IM: On one hand, Syria is not an oil rich country, so the US doesn’t have vested interests in Syrian oil. On the other hand, Syria has been a staunch defender of the Palestinian cause, and thus we have been labeled as Israel’s arch enemy, and everyone knows about the influence of the Israeli lobby in the US decision-making process. And this is where we fit into this triad. No major oil company considers Syria a country of great importance for the US, and the powerful Israeli lobby is instigating against Syria incessantly.
FH: Did the Canadian consular officer see Maher Arar [the Canadian and Syrian citizen detained by US authorities at JFK airport in September 2002, and then deported to Syria, where he maintains he was tortured until his release on October 5, 2003] and affirm that he was not tortured by Syria?
IM: First, we have nothing against Maher Arar. It was the US that contacted Syria and said that he was a member of Al Qaeda. If Syria didn’t interfere, then the US would say that this is proof that Syria is cooperating with international terrorism. If we arrested him, then human rights groups would say that Syria abuses human rights. Damned if we do, damned if we don’t. Syria arrested Arar and asked the US to provide information related to his case so that we could either put him on trial, extradite him or set him free. The US didn’t deliver any information. Meanwhile, we allowed the Canadian consular to visit him twice in Damascus, and twice he said he was treated well and not abused.
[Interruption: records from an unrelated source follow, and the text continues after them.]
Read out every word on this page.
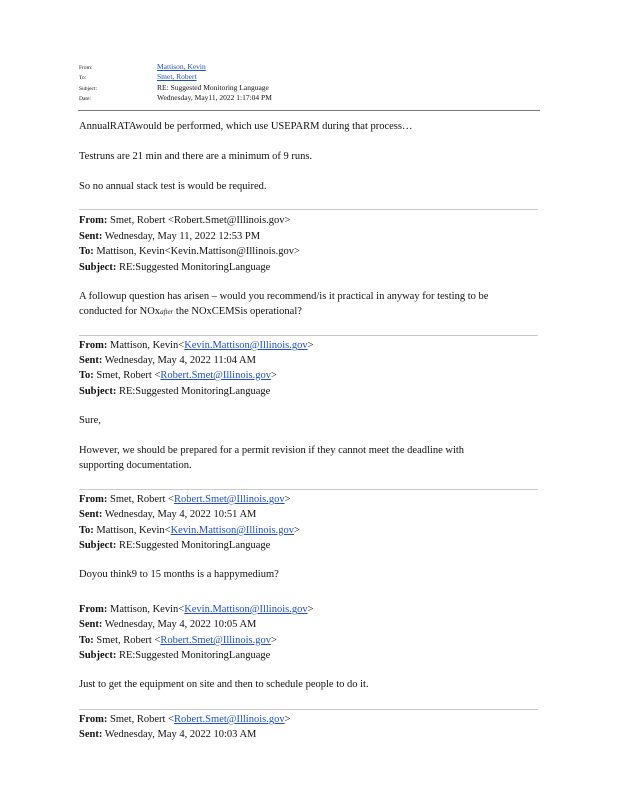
From:	Mattison, Kevin
To:	Smet, Robert
Subject:	RE: Suggested Monitoring Language
Date:	Wednesday, May11, 2022 1:17:04 PM
AnnualRATAwould be performed, which use USEPARM during that process…
Testruns are 21 min and there are a minimum of 9 runs.
So no annual stack test is would be required.
From: Smet, Robert <Robert.Smet@Illinois.gov>
Sent: Wednesday, May 11, 2022 12:53 PM
To: Mattison, Kevin<Kevin.Mattison@Illinois.gov>
Subject: RE:Suggested MonitoringLanguage
A followup question has arisen – would you recommend/is it practical in anyway for testing to be
conducted for NOxafter the NOxCEMSis operational?
From: Mattison, Kevin<Kevin.Mattison@Illinois.gov>
Sent: Wednesday, May 4, 2022 11:04 AM
To: Smet, Robert <Robert.Smet@Illinois.gov>
Subject: RE:Suggested MonitoringLanguage
Sure,
However, we should be prepared for a permit revision if they cannot meet the deadline with
supporting documentation.
From: Smet, Robert <Robert.Smet@Illinois.gov>
Sent: Wednesday, May 4, 2022 10:51 AM
To: Mattison, Kevin<Kevin.Mattison@Illinois.gov>
Subject: RE:Suggested MonitoringLanguage
Doyou think9 to 15 months is a happymedium?
From: Mattison, Kevin<Kevin.Mattison@Illinois.gov>
Sent: Wednesday, May 4, 2022 10:05 AM
To: Smet, Robert <Robert.Smet@Illinois.gov>
Subject: RE:Suggested MonitoringLanguage
Just to get the equipment on site and then to schedule people to do it.
From: Smet, Robert <Robert.Smet@Illinois.gov>
Sent: Wednesday, May 4, 2022 10:03 AM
End of story, the US wouldn’t deliver anything against Arar, so we set him free. He says he was tortured in prison. We said we didn’t torture him.
A similar story, this is not known, was repeated on March 31, 2006. Despite the problems between Syria and the US, the US sent us information about an American citizen [Mohammed Tawhid] arriving at Damascus Airport, telling us he was active in Al Qaeda. We were faced with the same dilemma. If we didn’t cooperate, we’d be accused of being terrorists, so we detained him but we immediately said to US authorities, you either provide us with the evidence, or you request his extradition or we’d set him free. After 4 days passed, Syria released him. We didn’t have any information about him or Arar.